You may say: "Oh, to grow to the huge size and unique strength of Ryan Kennelly or Brent Mikesell, you have to train as crazy as them!" But please remember, they also came from beginners slowly. , you need to lay the foundation!
Whether you want to try westside or Metal’s training plan in the future, please go through this 5*5 plan and once again emphasize that laying the foundation is very important!
Okay, Let me list the 5*5 training plan ("PowerBuilding" training plan), Suitable for intermediate bodybuilding enthusiasts to learn and reference.
Monday:
After squatting 3-5 sets of warm-up, 5 sets * 5 times (same weight), start with a medium weight, and then add 2.5-5 kg every week
Leg press (front squat) 3 sets*8-10 times, add 10-20 kg (2.5-5kg)

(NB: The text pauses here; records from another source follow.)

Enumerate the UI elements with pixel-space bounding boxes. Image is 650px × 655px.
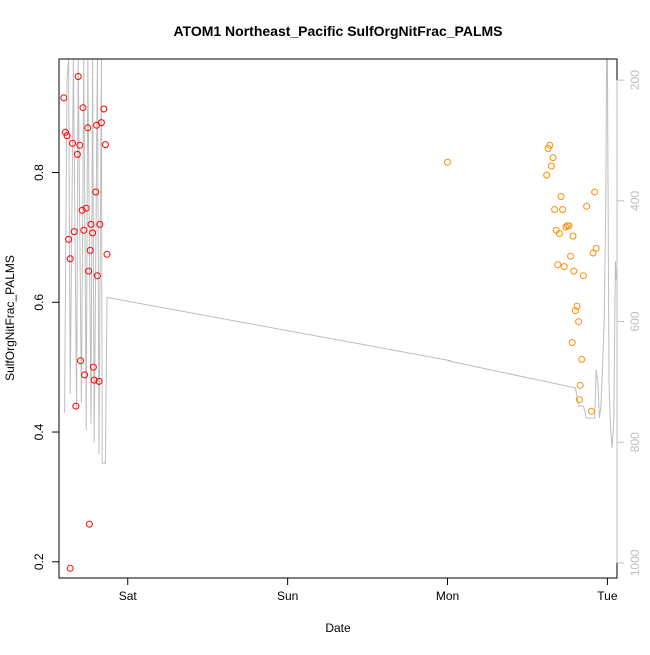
data-point (63, 132, 71, 140)
x-tick-label: Sat (119, 589, 138, 603)
data-point (61, 128, 69, 136)
x-axis-label: Date (325, 621, 351, 635)
data-point (76, 141, 84, 149)
y2-tick-label: 600 (628, 311, 642, 331)
data-point (92, 188, 100, 196)
data-point (575, 396, 583, 404)
data-point (551, 206, 559, 213)
y-tick-label: 0.4 (32, 423, 46, 440)
data-point (78, 206, 86, 214)
data-point (60, 94, 68, 102)
chart-title: ATOM1 Northeast_Pacific SulfOrgNitFrac_P… (173, 23, 502, 39)
x-tick-label: Mon (436, 589, 459, 603)
data-point (567, 252, 575, 260)
data-point (549, 154, 557, 162)
y-tick-label: 0.8 (32, 164, 46, 181)
data-point (79, 104, 87, 112)
data-point (565, 222, 573, 230)
data-point (555, 230, 563, 237)
data-point (70, 228, 78, 236)
data-point (592, 244, 600, 252)
data-point (557, 193, 565, 200)
data-point (85, 520, 93, 528)
data-point (575, 318, 583, 326)
data-point (100, 105, 108, 113)
data-point (560, 263, 568, 271)
y2-tick-label: 800 (628, 432, 642, 452)
data-point (562, 223, 570, 231)
data-point (589, 249, 597, 257)
data-point (546, 141, 554, 149)
data-point (74, 73, 82, 80)
data-point (85, 267, 93, 275)
y-axis-label: SulfOrgNitFrac_PALMS (3, 255, 17, 381)
data-point (84, 124, 92, 132)
data-point (569, 232, 577, 240)
y2-tick-label: 1000 (628, 549, 642, 576)
data-point (578, 355, 586, 363)
data-point (80, 226, 88, 234)
y2-tick-label: 400 (628, 190, 642, 210)
data-point (568, 339, 576, 346)
data-point (570, 267, 578, 275)
data-point (591, 188, 599, 196)
y-tick-label: 0.6 (32, 294, 46, 311)
data-point (559, 206, 567, 213)
data-point (587, 407, 595, 415)
data-point (576, 381, 584, 389)
data-point (66, 255, 74, 263)
x-tick-label: Sun (277, 589, 298, 603)
data-point (90, 376, 98, 384)
data-point (579, 272, 587, 280)
data-point (93, 272, 101, 280)
data-point (97, 119, 105, 127)
data-point (583, 202, 591, 210)
data-point (73, 150, 81, 158)
data-point (573, 302, 581, 310)
data-point (86, 246, 94, 254)
data-point (95, 377, 103, 385)
data-point (66, 564, 74, 572)
data-point (82, 204, 90, 212)
data-point (81, 371, 89, 379)
plot-layer: Sat Sun Mon Tue 0.2 0.4 0.6 0.8 200 400 600 800 1000 (32, 58, 642, 603)
data-point (77, 357, 85, 365)
y-tick-label: 0.2 (32, 553, 46, 570)
data-point (547, 162, 555, 170)
data-point (543, 171, 551, 179)
data-point (571, 307, 579, 315)
data-point (444, 158, 451, 166)
data-point (89, 363, 97, 371)
data-point (65, 235, 73, 243)
x-tick-label: Tue (597, 589, 618, 603)
data-point (87, 220, 95, 228)
data-point (101, 141, 109, 149)
data-point (554, 261, 562, 269)
data-point (89, 229, 97, 237)
y2-tick-label: 200 (628, 70, 642, 90)
data-point (96, 220, 104, 228)
data-point (69, 139, 77, 147)
data-point (72, 402, 80, 410)
data-point (103, 250, 111, 258)
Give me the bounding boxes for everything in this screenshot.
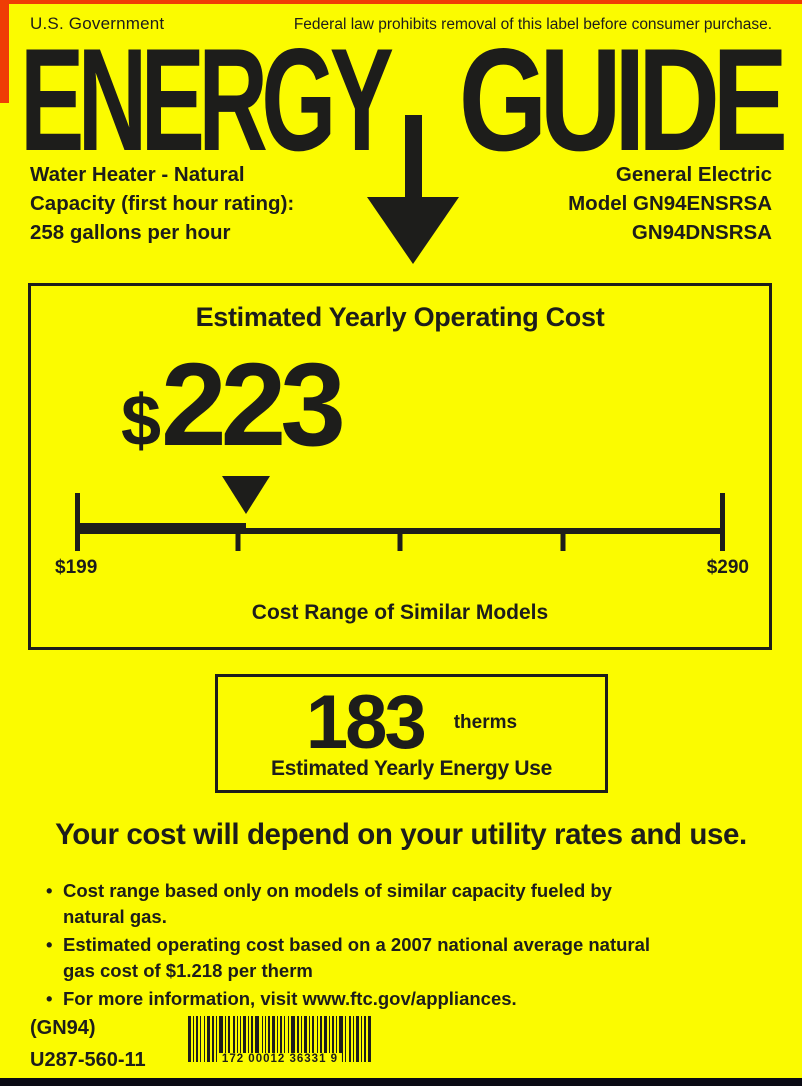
footnote-text: Cost range based only on models of simil… — [63, 880, 612, 927]
label-top-edge — [0, 0, 802, 4]
footnote-text: For more information, visit www.ftc.gov/… — [63, 988, 517, 1009]
energy-use-row: 183 therms — [218, 685, 605, 761]
scale-left-endcap — [75, 493, 80, 551]
cost-range-caption: Cost Range of Similar Models — [251, 601, 549, 624]
model-code: (GN94) — [30, 1017, 96, 1039]
energyguide-title: ENERGY GUIDE — [0, 27, 802, 264]
footnote-item: • For more information, visit www.ftc.go… — [46, 986, 666, 1012]
range-min-label: $199 — [55, 557, 98, 578]
federal-notice-text: Federal law prohibits removal of this la… — [293, 16, 772, 33]
cost-box-title: Estimated Yearly Operating Cost — [195, 302, 605, 332]
label-left-edge — [0, 0, 9, 103]
cost-value: 223 — [161, 339, 346, 471]
scale-line — [75, 528, 725, 534]
range-max-label: $290 — [706, 557, 749, 578]
energy-unit: therms — [453, 712, 518, 733]
bullet-icon: • — [46, 988, 53, 1009]
bullet-icon: • — [46, 880, 53, 901]
down-arrow-icon — [367, 115, 459, 264]
yearly-cost-amount: $ 223 — [121, 339, 346, 471]
energy-use-box: 183 therms Estimated Yearly Energy Use — [215, 674, 608, 793]
upc-barcode: 172 00012 36331 9 — [188, 1016, 372, 1066]
us-government-text: U.S. Government — [30, 14, 165, 33]
label-part-number: U287-560-11 — [30, 1049, 146, 1071]
model-number-2: GN94DNSRSA — [631, 221, 772, 244]
cost-range-scale: $199 $290 — [55, 476, 749, 578]
product-capacity-value: 258 gallons per hour — [30, 221, 231, 244]
footnote-text: Estimated operating cost based on a 2007… — [63, 934, 651, 981]
product-capacity-label: Capacity (first hour rating): — [30, 192, 295, 215]
cost-marker — [222, 476, 271, 514]
manufacturer-info: General Electric Model GN94ENSRSA GN94DN… — [568, 160, 772, 247]
currency-symbol: $ — [121, 381, 162, 461]
scale-filled-segment — [75, 523, 247, 534]
footnote-item: • Estimated operating cost based on a 20… — [46, 932, 666, 983]
product-type: Water Heater - Natural — [30, 163, 245, 186]
title-word-energy: ENERGY — [20, 18, 394, 181]
label-bottom-edge — [0, 1078, 802, 1086]
barcode-bars — [188, 1016, 372, 1062]
footnote-item: • Cost range based only on models of sim… — [46, 878, 666, 929]
energy-value: 183 — [305, 680, 427, 765]
product-info: Water Heater - Natural Capacity (first h… — [30, 160, 294, 247]
footnotes-list: • Cost range based only on models of sim… — [46, 878, 666, 1015]
utility-rates-disclaimer: Your cost will depend on your utility ra… — [55, 818, 747, 851]
manufacturer-name: General Electric — [615, 163, 772, 186]
barcode-digits: 172 00012 36331 9 — [217, 1053, 343, 1066]
bullet-icon: • — [46, 934, 53, 955]
operating-cost-box: Estimated Yearly Operating Cost $ 223 $1… — [28, 283, 772, 650]
title-word-guide: GUIDE — [458, 18, 787, 181]
scale-right-endcap — [720, 493, 725, 551]
label-codes: (GN94) U287-560-11 — [30, 1012, 146, 1076]
model-number-1: Model GN94ENSRSA — [568, 192, 772, 215]
energy-use-caption: Estimated Yearly Energy Use — [271, 757, 552, 780]
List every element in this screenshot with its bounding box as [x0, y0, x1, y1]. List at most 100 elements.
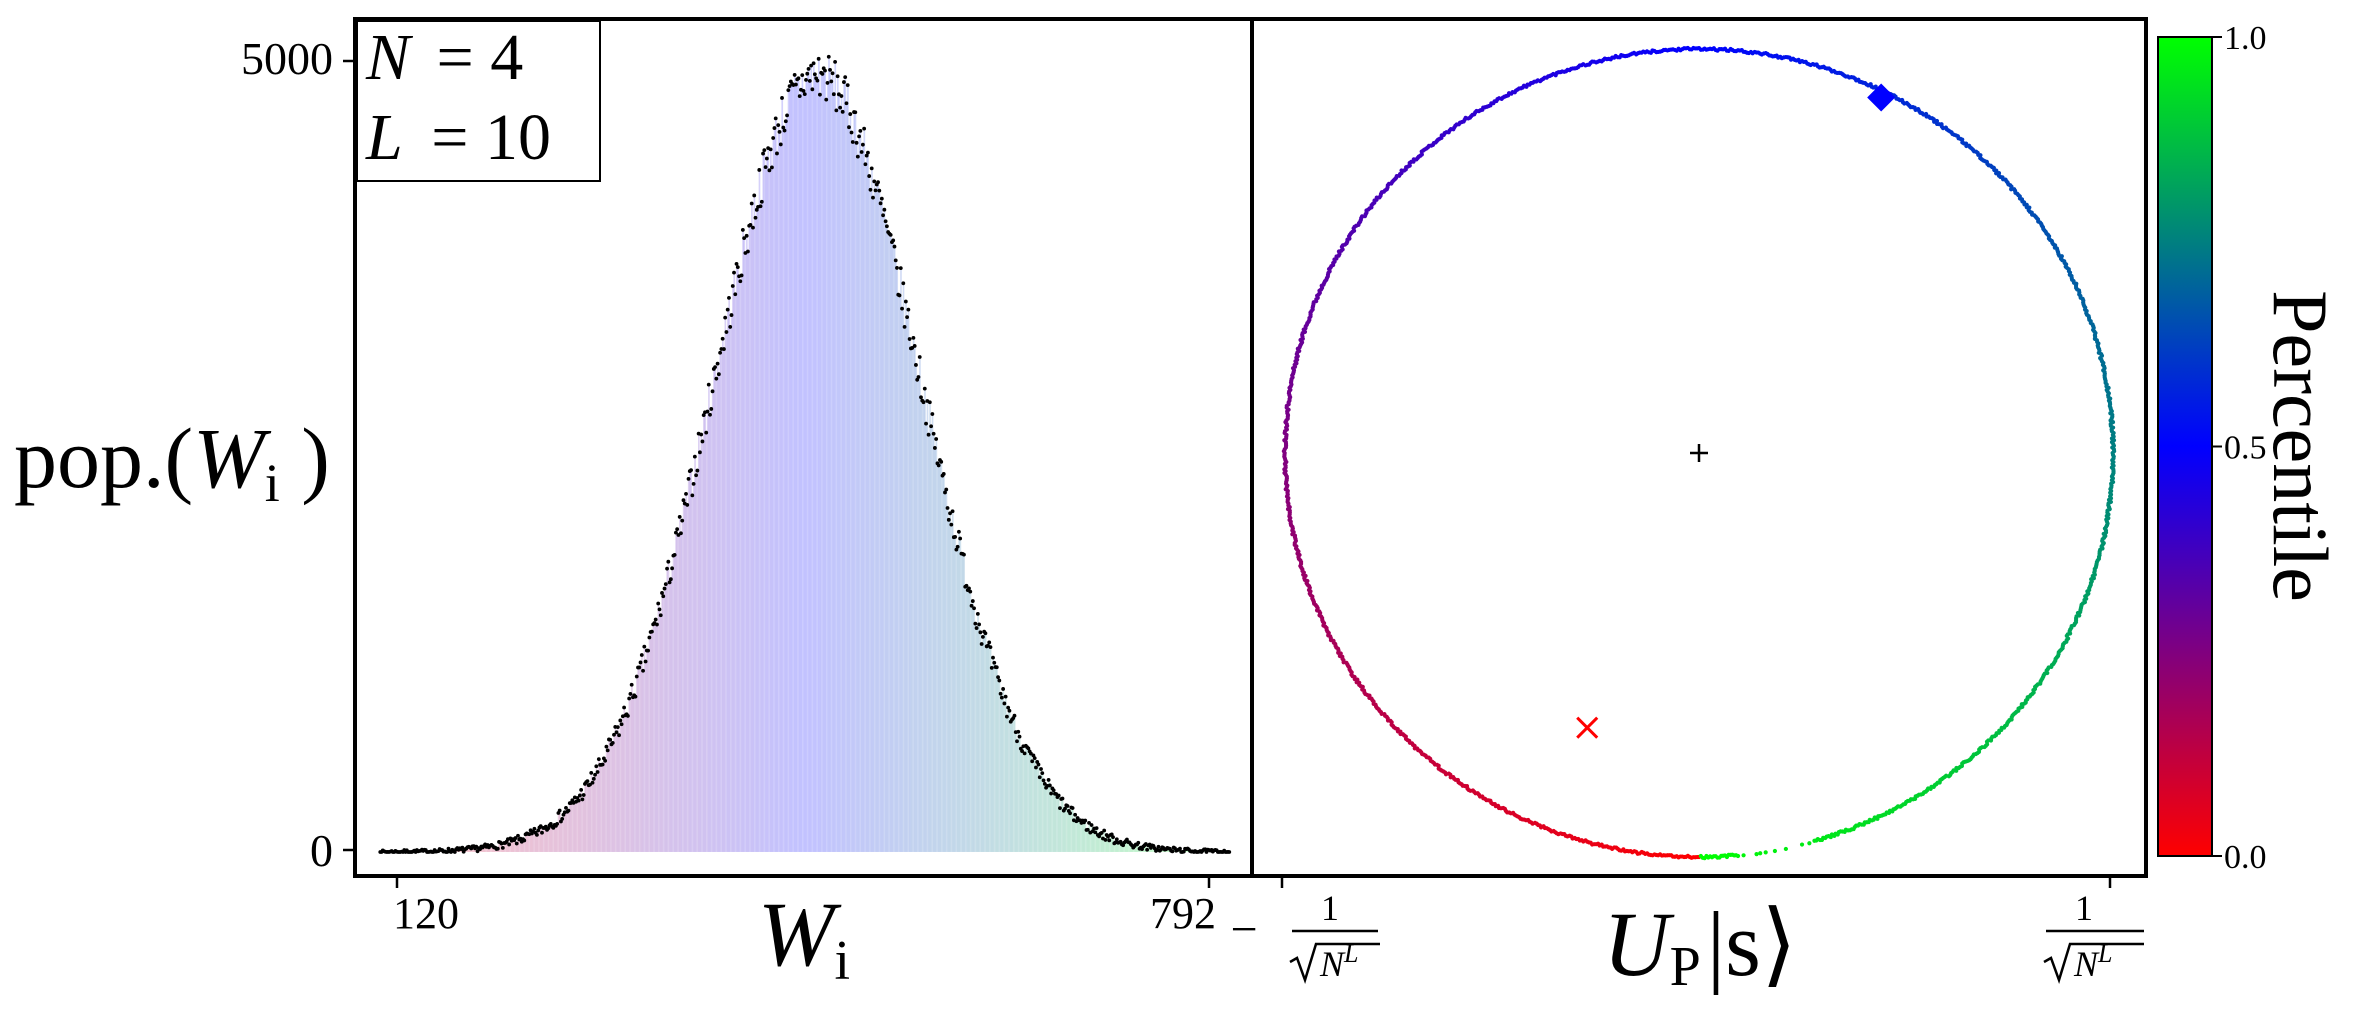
histogram-point	[1156, 844, 1161, 849]
histogram-bar	[1047, 779, 1050, 852]
histogram-bar	[754, 217, 757, 852]
histogram-point	[1099, 830, 1104, 835]
histogram-point	[633, 694, 638, 699]
histogram-point	[625, 714, 630, 718]
histogram-bar	[719, 352, 722, 852]
histogram-point	[638, 660, 643, 665]
histogram-bar	[878, 190, 881, 852]
histogram-point	[780, 96, 784, 100]
histogram-points	[378, 54, 1232, 854]
histogram-bar	[926, 400, 929, 852]
histogram-bar	[1046, 785, 1049, 852]
histogram-bar	[838, 94, 840, 852]
histogram-bar	[761, 201, 763, 852]
histogram-bar	[824, 70, 827, 852]
histogram-bar	[862, 144, 864, 852]
histogram-bar	[676, 529, 679, 852]
histogram-bar	[647, 650, 650, 852]
histogram-point	[1093, 830, 1098, 835]
histogram-bar	[658, 609, 661, 852]
histogram-bar	[883, 209, 886, 852]
histogram-bar	[522, 839, 525, 852]
histogram-point	[1003, 694, 1008, 699]
histogram-bar	[914, 345, 916, 852]
histogram-point	[1107, 838, 1112, 843]
center-plus-marker	[1690, 444, 1708, 462]
histogram-point	[1020, 749, 1024, 753]
histogram-bar	[1102, 838, 1104, 852]
histogram-point	[1083, 818, 1088, 823]
histogram-bar	[1089, 832, 1092, 852]
histogram-point	[1073, 812, 1078, 817]
histogram-point	[919, 395, 923, 400]
histogram-point	[722, 347, 726, 351]
histogram-bar	[1007, 707, 1010, 852]
histogram-point	[681, 498, 686, 503]
histogram-bar	[882, 215, 885, 852]
histogram-point	[854, 140, 859, 145]
histogram-bar	[800, 89, 803, 852]
histogram-point	[825, 81, 830, 85]
histogram-point	[585, 779, 590, 784]
histogram-point	[725, 307, 730, 312]
histogram-bar	[898, 295, 901, 852]
histogram-point	[728, 325, 733, 329]
histogram-point	[1039, 767, 1043, 771]
histogram-bar	[631, 684, 633, 852]
histogram-bar	[468, 846, 470, 852]
histogram-point	[882, 207, 887, 212]
histogram-bar	[532, 831, 535, 852]
histogram-bar	[1082, 820, 1084, 852]
histogram-bar	[687, 478, 690, 852]
histogram-bar	[1035, 767, 1037, 852]
histogram-bar	[884, 221, 887, 852]
histogram-bar	[905, 301, 907, 852]
y-tick-label-0: 0	[310, 825, 333, 876]
histogram-bar	[1039, 777, 1041, 852]
histogram-bar	[653, 623, 656, 852]
histogram-bar	[661, 592, 664, 852]
histogram-point	[665, 566, 669, 571]
histogram-bar	[783, 130, 786, 852]
histogram-point	[656, 601, 661, 606]
histogram-bar	[916, 379, 919, 852]
histogram-bar	[1075, 821, 1078, 852]
histogram-point	[772, 126, 777, 130]
right-axes-frame	[1250, 17, 2148, 878]
histogram-point	[991, 655, 995, 660]
histogram-point	[1012, 713, 1017, 718]
histogram-point	[999, 695, 1004, 700]
histogram-point	[535, 832, 539, 837]
histogram-bar	[643, 646, 646, 852]
histogram-point	[983, 631, 988, 636]
histogram-bar	[949, 513, 952, 852]
histogram-point	[944, 487, 949, 492]
histogram-point	[828, 67, 832, 72]
histogram-bar	[951, 511, 954, 852]
histogram-bar	[727, 309, 729, 852]
histogram-bar	[1054, 793, 1056, 852]
histogram-bar	[893, 246, 896, 852]
y-axis-label: pop.(Wi )	[14, 410, 330, 513]
histogram-panel: 5000 0 120 792 N = 4 L = 10 Wi pop.(Wi )	[14, 17, 1254, 992]
histogram-point	[911, 335, 916, 340]
histogram-point	[677, 515, 682, 519]
right-x-tick-label-left: − 1 NL	[1230, 888, 1380, 984]
histogram-bar	[958, 531, 960, 852]
histogram-point	[842, 80, 846, 84]
histogram-point	[829, 79, 834, 84]
histogram-bar	[695, 475, 698, 852]
histogram-bar	[974, 623, 977, 852]
histogram-bar	[989, 647, 992, 852]
histogram-point	[797, 94, 802, 99]
histogram-point	[603, 758, 608, 763]
histogram-bar	[1053, 790, 1055, 852]
histogram-point	[752, 193, 757, 198]
histogram-bar	[1099, 833, 1102, 852]
histogram-bar	[586, 781, 589, 852]
histogram-bar	[535, 832, 537, 852]
histogram-bar	[922, 402, 925, 852]
histogram-point	[845, 83, 850, 88]
histogram-bar	[1008, 710, 1011, 852]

Glute Raises (leg curls) 4 sets*8-10 times, add weight when you can do 10 times
4 sets of calf raises to failure
Wednesday:
Bench Press After 3-5 sets of warm-up, 5 sets*5 times (same weight), start with a medium weight, and then add 2.5-5 kg every week
Dumbbell bench press 3 sets*8-10 times, try to use as much weight as possible
Close-grip bench press 3 sets*5 times, add 2.5-5kg per week
Press down 2 sets*10 times, try to use the maximum weight
Friday:
Deadlift After 3-5 sets of warm-up, 5 sets*5 times (same weight), start with a medium weight, and then add 2.5-5 kg every week
Barbell rowing 3 sets*6-8 times, try to use as much weight as possible, pause for 3 seconds at the highest point
Goat stand up 3 sets*10-15 times
Barbell curl 5 sets * 5 times, start with a medium weight, and then add 2 kg every week
This plan is called the "PowerBuilding" training plan. While increasing strength, muscles will also increase faster. Note that except for protein Intake as much carbohydrates!